Seismic Waveform Inversion: Practical aspects and Application to field seismic data

Abstract

Seismic waveform inversion involves estimation of elastic properties by iterative fitting of seismic reflection data with synthetic seismograms. Like many other geophysical techniques, the inversion is applied to common mid point gathers assuming locally one-dimensional plane layered earth model. The objective of this paper is two fold. First, we address the critical issues of robustness, stability and uncertainty in which both global and local optimization methods are developed. An adaptive regularization scheme is developed that is used both in local optimization using a truncated Gauss-Newton algorithm and a global optimization based on very fast simulated annealing (VFSA). The 'regularization weight' is analogous to 'model temperature' of VFSA. The VFSA and local algorithm are used to take advantage of the two approaches.
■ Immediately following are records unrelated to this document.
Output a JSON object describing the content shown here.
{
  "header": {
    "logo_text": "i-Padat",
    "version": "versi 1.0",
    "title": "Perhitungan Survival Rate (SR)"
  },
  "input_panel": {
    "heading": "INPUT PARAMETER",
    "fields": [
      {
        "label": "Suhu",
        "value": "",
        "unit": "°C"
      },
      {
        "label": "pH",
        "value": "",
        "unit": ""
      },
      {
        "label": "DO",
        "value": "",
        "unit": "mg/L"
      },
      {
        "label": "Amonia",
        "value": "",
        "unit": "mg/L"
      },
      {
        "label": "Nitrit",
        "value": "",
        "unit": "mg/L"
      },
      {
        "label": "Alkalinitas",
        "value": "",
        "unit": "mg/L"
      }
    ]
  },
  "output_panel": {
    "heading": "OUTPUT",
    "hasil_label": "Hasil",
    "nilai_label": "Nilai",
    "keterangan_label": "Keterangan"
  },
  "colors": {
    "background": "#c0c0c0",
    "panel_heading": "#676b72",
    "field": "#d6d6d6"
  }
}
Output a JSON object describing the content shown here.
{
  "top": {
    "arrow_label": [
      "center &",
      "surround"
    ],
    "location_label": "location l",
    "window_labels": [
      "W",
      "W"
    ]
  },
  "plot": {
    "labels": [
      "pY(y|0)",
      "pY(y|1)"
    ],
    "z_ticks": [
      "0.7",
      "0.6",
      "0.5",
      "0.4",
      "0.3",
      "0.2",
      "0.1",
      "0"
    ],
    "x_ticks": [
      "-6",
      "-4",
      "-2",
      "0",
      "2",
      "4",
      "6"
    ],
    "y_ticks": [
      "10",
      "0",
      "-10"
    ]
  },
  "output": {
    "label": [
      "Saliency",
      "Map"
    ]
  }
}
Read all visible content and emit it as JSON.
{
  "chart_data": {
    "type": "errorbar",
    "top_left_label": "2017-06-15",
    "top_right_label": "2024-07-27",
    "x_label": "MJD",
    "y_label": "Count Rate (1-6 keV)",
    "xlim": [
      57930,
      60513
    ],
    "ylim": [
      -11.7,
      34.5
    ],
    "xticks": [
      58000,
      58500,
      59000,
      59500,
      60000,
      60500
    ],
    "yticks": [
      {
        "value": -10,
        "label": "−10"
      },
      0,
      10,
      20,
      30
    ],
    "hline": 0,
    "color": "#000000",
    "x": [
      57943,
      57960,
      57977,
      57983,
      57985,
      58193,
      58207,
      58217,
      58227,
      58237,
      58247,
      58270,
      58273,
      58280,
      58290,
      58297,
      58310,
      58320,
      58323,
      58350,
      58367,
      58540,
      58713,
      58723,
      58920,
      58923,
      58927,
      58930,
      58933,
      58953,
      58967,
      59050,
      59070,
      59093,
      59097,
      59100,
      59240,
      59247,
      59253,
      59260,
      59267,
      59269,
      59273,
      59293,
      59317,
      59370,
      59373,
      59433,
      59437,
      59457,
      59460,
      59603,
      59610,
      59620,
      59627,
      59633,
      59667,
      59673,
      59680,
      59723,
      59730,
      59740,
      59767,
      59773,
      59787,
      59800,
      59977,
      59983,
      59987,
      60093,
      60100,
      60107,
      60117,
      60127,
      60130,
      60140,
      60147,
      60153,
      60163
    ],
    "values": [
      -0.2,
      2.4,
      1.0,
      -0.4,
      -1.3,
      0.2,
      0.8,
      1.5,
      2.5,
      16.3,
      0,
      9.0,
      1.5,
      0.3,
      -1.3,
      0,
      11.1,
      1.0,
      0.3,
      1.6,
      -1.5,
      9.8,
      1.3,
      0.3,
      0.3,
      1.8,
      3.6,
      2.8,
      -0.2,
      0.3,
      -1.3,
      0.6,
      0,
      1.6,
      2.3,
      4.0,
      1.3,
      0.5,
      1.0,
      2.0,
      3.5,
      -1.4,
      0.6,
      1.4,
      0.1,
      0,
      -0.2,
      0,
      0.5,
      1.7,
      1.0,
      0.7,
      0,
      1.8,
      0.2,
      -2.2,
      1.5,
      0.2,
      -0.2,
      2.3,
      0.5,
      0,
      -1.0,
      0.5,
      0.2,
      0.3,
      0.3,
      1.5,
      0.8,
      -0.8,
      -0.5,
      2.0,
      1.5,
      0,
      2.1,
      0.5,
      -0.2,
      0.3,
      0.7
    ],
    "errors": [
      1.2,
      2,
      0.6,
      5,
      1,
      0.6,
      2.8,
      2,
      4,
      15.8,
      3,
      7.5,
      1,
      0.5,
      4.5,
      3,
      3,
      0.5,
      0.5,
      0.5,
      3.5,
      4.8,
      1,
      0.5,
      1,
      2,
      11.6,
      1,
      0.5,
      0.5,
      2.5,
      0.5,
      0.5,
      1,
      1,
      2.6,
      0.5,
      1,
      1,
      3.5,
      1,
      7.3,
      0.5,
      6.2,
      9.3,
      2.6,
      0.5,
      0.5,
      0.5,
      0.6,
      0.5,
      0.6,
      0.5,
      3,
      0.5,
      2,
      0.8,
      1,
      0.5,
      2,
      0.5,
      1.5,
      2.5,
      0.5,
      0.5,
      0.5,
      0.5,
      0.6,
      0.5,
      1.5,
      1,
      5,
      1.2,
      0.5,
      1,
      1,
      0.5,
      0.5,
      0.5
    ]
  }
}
We demonstrate that the adaptive regularization is essential to improve on stability and robustness. The algorithm is inherently parallel and we carry out computation in a cluster of personal computers where load balancing is done carefully. Second, we apply our techniques to two sets of data, one from the Gulf of Thailand and the other from offshore Oregon. We are able to obtain very clear indication of free gas zones from the impedance and Poisson's ratio maps. These are then transformed into maps of saturation and porosity using a rock-physics model for use in reservoir characterization.